The outlook for IORPs’ market and asset return risks is deteriorating, the European Insurance and Occupational Pensions Authority (EIOPA) has warned.
Its July 2025 Risk Dashboard for IORPs, based on Q1 2025 pension reporting data and Q2 2025 market data, places market and asset return risks at a high level — the same as in its previous update in May.
Overall, risks in the European IORP sector remain stable and at medium levels, as seen across all other risk categories. However, “persistent vulnerabilities” stem from elevated market volatility and an uncertain geopolitical environment.
The key drivers of the heightened market and asset return risks were the volatility observed in the equity market at the end of June. However, there was a reprieve as bond market volatility decreased compared to the previous assessment.
“In terms of investments, the median exposure to bonds as a share of total assets (including exposures to collective investment undertakings (CIUs) investing in bonds) was largely unchanged at 55.2 per cent in the first quarter of 2025, while the share for equity decreased to 24.9 per cent (25.9 per cent in the previous quarter),” EIOPA’s Risk Dashboard stated.

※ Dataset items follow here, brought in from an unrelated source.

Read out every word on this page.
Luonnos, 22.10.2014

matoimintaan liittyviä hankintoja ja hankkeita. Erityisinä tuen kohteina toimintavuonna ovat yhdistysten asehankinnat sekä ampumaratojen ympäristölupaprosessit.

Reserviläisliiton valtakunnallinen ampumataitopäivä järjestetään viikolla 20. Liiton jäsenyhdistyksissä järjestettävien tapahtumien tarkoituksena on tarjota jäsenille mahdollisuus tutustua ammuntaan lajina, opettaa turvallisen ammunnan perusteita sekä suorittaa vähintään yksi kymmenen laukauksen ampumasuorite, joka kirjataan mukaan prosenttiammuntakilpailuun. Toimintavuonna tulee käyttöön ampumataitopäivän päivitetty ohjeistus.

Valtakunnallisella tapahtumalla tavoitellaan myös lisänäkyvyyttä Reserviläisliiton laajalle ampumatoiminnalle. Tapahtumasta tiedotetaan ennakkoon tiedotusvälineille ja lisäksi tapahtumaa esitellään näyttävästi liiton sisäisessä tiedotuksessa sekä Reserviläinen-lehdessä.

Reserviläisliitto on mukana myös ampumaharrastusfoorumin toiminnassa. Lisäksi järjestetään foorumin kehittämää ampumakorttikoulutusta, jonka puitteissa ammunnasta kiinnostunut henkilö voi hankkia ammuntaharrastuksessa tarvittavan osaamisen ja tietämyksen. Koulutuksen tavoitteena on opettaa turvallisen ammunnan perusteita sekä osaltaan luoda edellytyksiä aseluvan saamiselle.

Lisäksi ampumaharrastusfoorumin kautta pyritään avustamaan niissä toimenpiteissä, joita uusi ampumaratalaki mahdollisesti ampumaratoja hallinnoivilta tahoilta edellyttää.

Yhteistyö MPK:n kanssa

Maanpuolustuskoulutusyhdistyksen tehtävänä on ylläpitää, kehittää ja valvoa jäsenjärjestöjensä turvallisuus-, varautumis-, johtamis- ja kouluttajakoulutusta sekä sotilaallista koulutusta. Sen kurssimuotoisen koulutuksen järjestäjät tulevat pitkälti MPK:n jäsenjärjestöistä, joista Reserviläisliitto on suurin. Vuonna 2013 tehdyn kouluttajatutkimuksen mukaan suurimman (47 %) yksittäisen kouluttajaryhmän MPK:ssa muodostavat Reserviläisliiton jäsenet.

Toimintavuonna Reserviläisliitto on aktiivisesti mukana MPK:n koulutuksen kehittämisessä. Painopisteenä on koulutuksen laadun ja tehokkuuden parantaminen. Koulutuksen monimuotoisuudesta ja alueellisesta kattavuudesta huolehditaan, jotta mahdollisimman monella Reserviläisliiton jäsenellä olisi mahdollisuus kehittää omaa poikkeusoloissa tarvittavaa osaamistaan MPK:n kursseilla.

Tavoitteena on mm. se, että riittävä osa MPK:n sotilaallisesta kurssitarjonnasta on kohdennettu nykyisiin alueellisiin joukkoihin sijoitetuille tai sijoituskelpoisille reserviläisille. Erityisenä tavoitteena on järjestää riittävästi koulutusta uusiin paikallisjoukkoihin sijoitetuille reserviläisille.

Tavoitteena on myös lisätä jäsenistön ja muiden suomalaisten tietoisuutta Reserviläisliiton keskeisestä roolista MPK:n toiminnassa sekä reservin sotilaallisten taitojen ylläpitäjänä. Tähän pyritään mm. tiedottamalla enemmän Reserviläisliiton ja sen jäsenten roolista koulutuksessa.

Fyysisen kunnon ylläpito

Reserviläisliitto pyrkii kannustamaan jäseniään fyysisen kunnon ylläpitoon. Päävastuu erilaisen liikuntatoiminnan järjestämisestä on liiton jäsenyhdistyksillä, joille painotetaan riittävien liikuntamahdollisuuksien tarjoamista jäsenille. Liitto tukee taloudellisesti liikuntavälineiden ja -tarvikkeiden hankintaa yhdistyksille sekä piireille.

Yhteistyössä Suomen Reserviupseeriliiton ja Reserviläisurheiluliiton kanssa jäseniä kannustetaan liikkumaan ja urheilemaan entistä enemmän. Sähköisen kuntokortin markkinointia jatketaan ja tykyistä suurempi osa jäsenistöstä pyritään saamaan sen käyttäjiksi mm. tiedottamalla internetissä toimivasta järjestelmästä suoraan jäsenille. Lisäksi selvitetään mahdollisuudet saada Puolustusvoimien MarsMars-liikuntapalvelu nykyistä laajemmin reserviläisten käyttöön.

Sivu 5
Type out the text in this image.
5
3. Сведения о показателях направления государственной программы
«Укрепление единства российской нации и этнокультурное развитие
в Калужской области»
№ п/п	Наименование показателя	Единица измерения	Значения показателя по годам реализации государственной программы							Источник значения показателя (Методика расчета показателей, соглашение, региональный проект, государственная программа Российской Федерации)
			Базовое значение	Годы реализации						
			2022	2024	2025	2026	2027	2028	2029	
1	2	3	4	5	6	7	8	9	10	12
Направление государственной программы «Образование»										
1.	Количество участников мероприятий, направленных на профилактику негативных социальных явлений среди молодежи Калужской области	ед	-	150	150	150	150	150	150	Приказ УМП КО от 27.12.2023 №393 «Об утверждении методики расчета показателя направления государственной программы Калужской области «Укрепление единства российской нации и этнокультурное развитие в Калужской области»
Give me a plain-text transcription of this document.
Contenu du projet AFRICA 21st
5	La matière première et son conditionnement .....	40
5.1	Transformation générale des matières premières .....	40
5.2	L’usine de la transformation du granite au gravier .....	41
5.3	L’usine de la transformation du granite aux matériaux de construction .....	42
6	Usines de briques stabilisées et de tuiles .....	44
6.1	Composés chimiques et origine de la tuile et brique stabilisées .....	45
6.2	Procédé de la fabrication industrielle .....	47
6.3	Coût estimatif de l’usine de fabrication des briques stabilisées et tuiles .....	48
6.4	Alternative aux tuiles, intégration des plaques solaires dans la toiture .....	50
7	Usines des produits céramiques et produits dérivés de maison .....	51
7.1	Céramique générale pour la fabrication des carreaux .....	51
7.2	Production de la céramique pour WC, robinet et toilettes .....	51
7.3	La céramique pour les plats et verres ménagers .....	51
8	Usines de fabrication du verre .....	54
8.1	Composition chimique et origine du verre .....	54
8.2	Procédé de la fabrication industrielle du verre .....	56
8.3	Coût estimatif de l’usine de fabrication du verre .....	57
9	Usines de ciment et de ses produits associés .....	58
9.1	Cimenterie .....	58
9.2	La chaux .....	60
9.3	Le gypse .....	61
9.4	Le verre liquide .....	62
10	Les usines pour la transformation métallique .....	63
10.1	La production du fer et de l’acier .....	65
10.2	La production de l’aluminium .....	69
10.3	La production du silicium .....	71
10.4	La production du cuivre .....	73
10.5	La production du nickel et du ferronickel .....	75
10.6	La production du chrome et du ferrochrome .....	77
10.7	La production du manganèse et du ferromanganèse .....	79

On a more positive note, however, the authority noted that real estate prices increased across the Euro Area by 0.5 per cent in the last quarter of 2024 (-5.1 per cent in the previous quarter), after two years of decline.
“This development was particularly driven by residential real estate prices, while commercial real estate prices remained subdued. The median exposure of IORPs towards property as a share of total assets was limited (below 1 per cent in Q1 2025), though the figure was higher when considering the weighted average for the sector (6 per cent). This indicates higher exposures for larger IORPs,” EIOPA said.
Furthermore, larger IORPs continued to show greater exposure to foreign currency-denominated assets, with a weighted average of 26.5 per cent of total assets allocated to such holdings in Q1 2025, compared to a sector-wide median of just 0.5 per cent.
Meanwhile, the median duration of IORPs’ assets remained broadly stable at slightly above five years, with the sector’s weighted average at around seven years.
Despite heightened market and return risks, IORPs posted solid investment performance in 2024. Portfolio returns, measured by investment income including unrealised gains and losses as a share of total assets, reached 6.6 per cent, following an 8 per cent return in 2023.
Operating costs remained steady over the same period, with the median cost ratio – covering administrative, investment, and other expenses – holding at 0.5 per cent of total assets.
Beyond market and return pressures, EIOPA’s assessment points to persistent macroeconomic uncertainty. While trade and tariff-related risks saw a temporary reduction, overall macroeconomic risks remained at a medium level.
Signs of economic weakness became more apparent, with lower GDP growth recorded across key global regions in the second quarter of 2025. Forecasted inflation, meanwhile, has edged closer to policy rates, reflecting a slight downward shift in expectations.
In addition, liquidity risks are trending upward, driven in part by adverse developments in IORPs’ derivative positions and broader market conditions. Nonetheless, stock-based indicators suggest that IORPs entered 2025 with relatively sound liquidity buffers.
On the funding side, defined benefit IORPs maintained a robust financial position in the first quarter. Digitalisation and cyber risks also remain at a medium level, though their relevance continues to grow amid persistent geopolitical tensions and the broader climate of uncertainty.